There are alternatives.

Unknown:
(2) The counter implies that God cannot endow us with an inbuilt knowledge of evil and what making wrong decisions can lead to. But why? Is this a god who doesn't possess the knowledge that both you and possess right now?


Meta:
I've expalined over and over. you are assuming that there is value in the process of learning. you are assuming people are machines and you just feed some data in and they do what the data shows and there's no learning, feeling, life, construct, experience, you don't have to experience something to understated and appropriate it. that's all antithetical to the spiritual life. Spiritual life is about learning its' about a process we must go through to be refined

If you read the gospels you see many many references to reefing fire, wheat from chaff, burning off the dross.

Unknown:
I understand right now the consequences of picking up a hammer and randomly beating my wife to death with it. Seemingly, God doesn't.

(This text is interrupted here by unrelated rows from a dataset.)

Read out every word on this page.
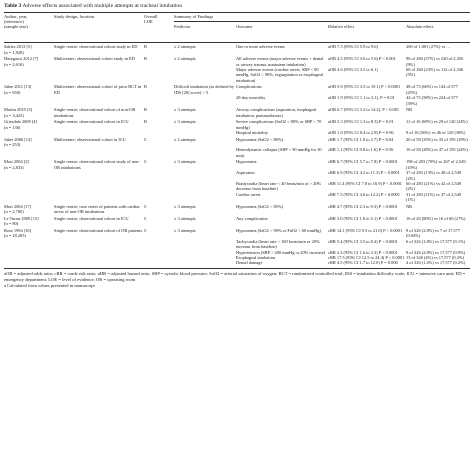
Table 3 Adverse effects associated with multiple attempts at tracheal intubation
Author, year,
(reference)
(sample size)
Study design, location	Overall
LOE
Summary of Findings
Predictor	Outcome	Relative effect	Absolute effect
Sakles 2013 [5]
(n = 1,828)	Single centre; observational cohort study in ED	B	≥ 2 attempts	One or more adverse events	aOR 7.5 (95% CI 5.9 to 9.6)	269 of 1,001 (27%) vs ...

Hasegawa 2012 [7]
(n = 2,616)	Multicentre; observational cohort study in ED	B	≥ 2 attempts	All adverse events (major adverse events + dental or airway trauma, mainstem intubation)	aOR 4.5 (95% CI 3.6 to 5.6) P < 0.001	96 of 260 (37%) vs 220 of 2,356 (9%)

				Major adverse events (cardiac arrest, SBP < 90 mmHg, SaO2 < 90%, regurgitation or esophageal intubation)	aOR 4.6 (95% CI 3.5 to 6.1)	60 of 260 (23%) vs 112 of 2,336 (5%)

Jabre 2011 [13]
(n = 650)	Multicentre; observational cohort of prior RCT in ED	B	Difficult intubation (as defined by IDS [26] score) > 5	Complications	aOR 5.9 (95% CI 3.5 to 10.1) P < 0.0001	48 of 73 (66%) vs 144 of 577 (25%)

				28-day mortality	aOR 1.9 (95% CI 1.1 to 3.1), P = 0.01	42 of 73 (58%) vs 224 of 577 (39%)

Martin 2010 [3]
(n = 3,423)	Single centre; observational cohort of non-OR intubations	B	≥ 3 attempts	Airway complications (aspiration, esophageal intubation, pneumothorax)	aOR 6.7 (95% CI 3.2 to 14.2), P < 0.001	NR

Griesdale 2008 [4]
(n = 136)	Single centre; observational cohort in ICU	B	≥ 3 attempts	Severe complications (SaO2 < 80% or SBP < 70 mmHg)	aOR 3.3 (95% CI 1.3 to 8.3) P = 0.01	11 of 16 (69%) vs 29 of 120 (24%)

				Hospital mortality	aOR 1.0 (95% CI 0.4 to 2.8) P = 0.96	9 of 16 (56%) vs 46 of 120 (38%)

Jaber 2006 [14]
(n = 253)	Multicentre; observational cohort in ICU	C	≥ 2 attempts	Hypoxemia (SaO2 < 80%)	cRR 1.7 (95% CI 1.0 to 2.7) P = 0.04	20 of 58 (35%) vs 35 of 195 (18%)

				Hemodynamic collapse (SBP < 90 mmHg for 30 min)	cRR 1.1 (95% CI 0.8 to 1.6) P = 0.56	16 of 58 (28%) vs 47 of 195 (24%)

Mort 2004 [2]
(n = 2,833)	Single centre; observational cohort study of non-OR intubations	C	≥ 3 attempts	Hypoxemia	cRR 6.7 (95% CI 5.7 to 7.8) P < 0.0001	198 of 283 (70%) vs 267 of 2,549 (10%)

				Aspiration	cRR 6.9 (95% CI 4.2 to 11.3) P < 0.0001	37 of 283 (13%) vs 48 of 2,549 (2%)

				Bradycardia (heart rate < 40 beats/min or > 20% decrease from baseline)	cRR 11.4 (95% CI 7.8 to 16.9) P < 0.0001	60 of 283 (21%) vs 42 of 2,549 (2%)

				Cardiac arrest	cRR 7.5 (95% CI 4.6 to 12.2) P < 0.0001	31 of 283 (11%) vs 37 of 2,549 (1%)

Mort 2004 [17]
(n = 2,760)	Single centre; case series of patients with cardiac arrest of non-OR intubations	C	≥ 3 attempts	Hypoxemia (SaO2 < 85%)	cRR 4.7 (95% CI 2.3 to 9.3) P < 0.0001	NR

Le Tacon 2000 [15]
(n = 80)	Single centre; observational cohort in ICU	C	≥ 3 attempts	Any complication	cRR 3.0 (95% CI 1.8 to 5.1) P < 0.0001	16 of 20 (80%) vs 16 of 60 (27%)

Rose 1994 [16]
(n = 18,205)	Single centre; observational cohort of OR patients	C	≥ 3 attempts	Hypoxemia (SaO2 < 90% or PaO2 < 60 mmHg)	cRR 14.1 (95% CI 9.5 to 21.0) P < 0.0001	9 of 326 (2.8%) vs 7 of 17,577 (0.04%)

				Tachycardia (heart rate > 100 beats/min or 20% increase from baseline)	cRR 5.4 (95% CI 3.5 to 8.4) P < 0.0001	6 of 326 (1.8%) vs 17,577 (0.1%)

				Hypertension (SBP > 200 mmHg or 20% increase)	cRR 2.3 (95% CI 1.6 to 3.3) P < 0.0001	9 of 326 (2.8%) vs 17,577 (0.9%)

				Esophageal intubation	cRR 17.5 (95% CI 12.5 to 24.4) P < 0.0001	13 of 326 (4%) vs 17,577 (0.2%)

				Dental damage	cRR 4.5 (95% CI 1.7 to 12.0) P = 0.006	4 of 326 (1.2%) vs 17,577 (0.2%)
aOR = adjusted odds ratio; cRR = crude risk ratio; aHR = adjusted hazard ratio; SBP = systolic blood pressure; SaO2 = arterial saturation of oxygen; RCT = randomized controlled trial; IDS = intubation difficulty scale; ICU = intensive care unit; ED = emergency department; LOE = level of evidence; OR = operating room
a Calculated from values presented in manuscript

I also didn't need 40 years on this planet to understand this concept.


Meta:
what you are saying is you understand seeking pleasure over pain and immediate gratification but you don't' understand learning and being refined and making spiritual progress.


People in American society been so seperated form their spiritual heritage and the depth of an inner life (tv and one-dimensional society--consumerism) one-dimensional man has taken its toll. Apparently all you can understand is infantile stimulation of immediate gratification you don't understand the basics of a spiritual life.

2 comments:

Ignorance said...

Sorry for zooming in on a very small aside, but:

I refuse to be called a "libertarian" but I do argue that way.

May I ask why? Isn't it just the proper term for the view that rejects both determinism and indeterminism?

Joseph Hinman (Metacrock) said...

Ignorance said...

Sorry for zooming in on a very small aside, but:

I refuse to be called a "libertarian" but I do argue that way.

May I ask why? Isn't it just the proper term for the view that rejects both determinism and indeterminism?

yes well my comment was first and foremost a political joke. dry wit, I live to laugh, a lot of what I say is sarcasm. Adam West was my comedic hero.

It's also not entirely accurate. I don't completely reject determinism. It think many things are determined. freewill and determinism are compatible in some ways. Not everything is determined we have free will in general and in certain specific ways, such as the ability to make moral decisions.

Certain ways free will rules out determinism but only in those areas in which we have free will.